Reputation: 56
I need to plot the occurrence of a word over time for a pandas dataframe (time series) with a column of text.
The dataframe looks like this:
index, date, ... , text
2020-10-20 20:20:00 , 2020-10-20 ,... , "The text goes here"
.
.
.
What I want to have is a graph that shows the ocuurance of a specific word (for example "here") over time.
Here is what I currently have (It does the work but is so inefficient for large data and multiple words):
df['contains_word']=df['text'].str.contains('word')
df['contains_word']=df['contains_word'].replace(True, 1)
df['contains_word']=df['contains_word'].replace(False, 0)
g=df.groupby('date').contains_word.count()
plt.plot(g.index, g , c='r')
plt.xticks(rotation=90)
plt.title('xxx')
plt.show()
And here is the example output:
Upvotes: 1
Views: 461
Reputation: 137
You seem to have an issue of volume rather than the timeseries code itself. Options for this could be to process the df['text'].str.contains('word')
in parallel.
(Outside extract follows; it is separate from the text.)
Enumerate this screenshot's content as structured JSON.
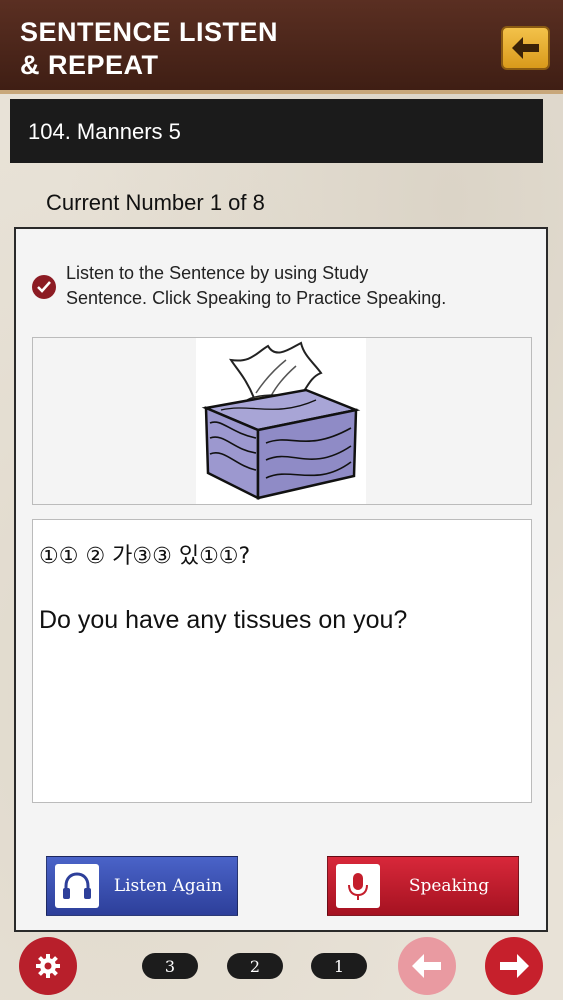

I'd recommend swifter for parallel processing.
import swifter
def contains_word(word, dataframe, column):
dataframe['contains_word']=dataframe['text'].str.contains(word)
dataframe['contains_word']=dataframe['contains_word'].replace(True, 1)
dataframe['contains_word']=dataframe['contains_word'].replace(False, 0)
return dataframe['contains_word']
# example for the column text and word "here"
df.swifter.apply(lambda x: contains_word(word='here', df, 'text'), axis=0)
If that isn't enough I'd try to prepare the dataframe in a way that it's more efficient finding the required values.
Upvotes: 1